Can AI Understand Stories? Large Language Models Take on Narrative Topic Labeling
For years, researchers in the digital humanities and computational social sciences have relied on topic models like LDA to identify the contours of narrative content at large scale. But anyone who has worked with these models knows their limitations—ambiguous labels, fiddly parameters, and sometimes baffling “topics” like “seemed, appeared, length, moment…”
Recent advances in large language models (LLMs) like GPT-4 and open-weight alternatives such as Gemma and LLaMA promise a better way forward. In our new study, we evaluate whether LLMs can generate meaningful and reader-preferred topic labels for narrative texts—both factual (news articles) and fictional (novels). Spoiler: they can, and in some cases, they even outperform humans.
Moving Beyond Bag-of-Words
Traditional topic models rely on word co-occurrence patterns, which can reduce richly textured texts to shallow clusters of frequent words. In contrast, LLMs can be prompted to generate explicit topic labels using natural language, allowing them to consider context, tone, and narrative structure.

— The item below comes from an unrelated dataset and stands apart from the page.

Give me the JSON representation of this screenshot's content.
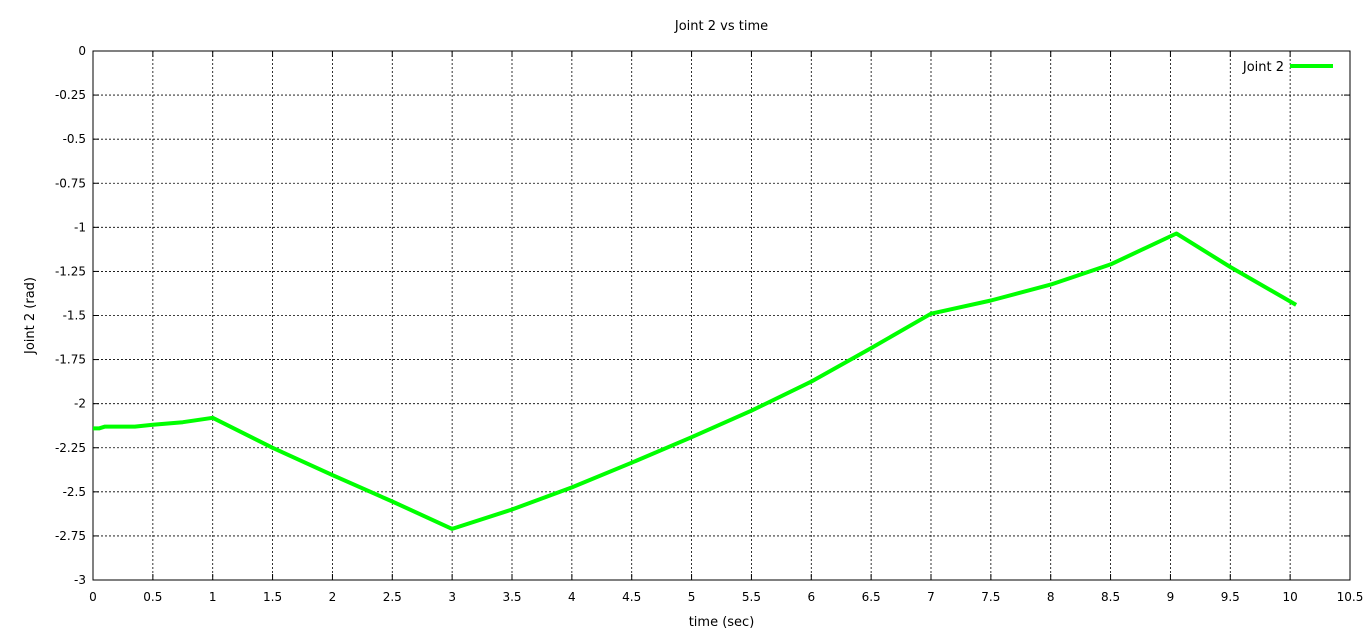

Our study compares LLM-generated topic labels to human annotations using a ranked voting survey with 200 crowdworkers. Participants read passages and ranked five topic labels—one from a human annotator and four from different LLMs. We tested both news and fiction.
Key Findings

Fiction is where LLMs shine. In our fiction sample, LLMs like Gemma2 consistently outperformed human annotators in reader preferences. For instance, models preferred “family relationships” over the more vague “sibling relationship,” showing a better grasp of narrative generality.
For news, it’s a tie. While GPT-4 slightly edged out the others, most models performed similarly—and on par with humans—when labeling topics in news articles.
LLMs are consistent. Across different models, outputs were often strikingly similar. Human annotations matched at least one model’s label 50% (news) to 72% (fiction) of the time.
Interpretability is a win. Compared to LDA, which often produces generic or grammatical clusters (e.g., “seemed,” “though,” “looking”), LLMs surface richer concepts like “revolution,” “civil war,” or “social pressure.”
Case Study: What Novels Talked About in the 19th Century
We applied our methods to 25,000 passages from 19th-century British novels to explore changes in topic over time. Using Dunning’s log-likelihood, we found that LLMs captured meaningful historical shifts: rising attention to themes like “slavery,” “civil war,” and “marriage” after 1850, and a decline in topics like “territory” and “Native American culture.” LDA, in contrast, surfaced more linguistic patterns than thematic ones.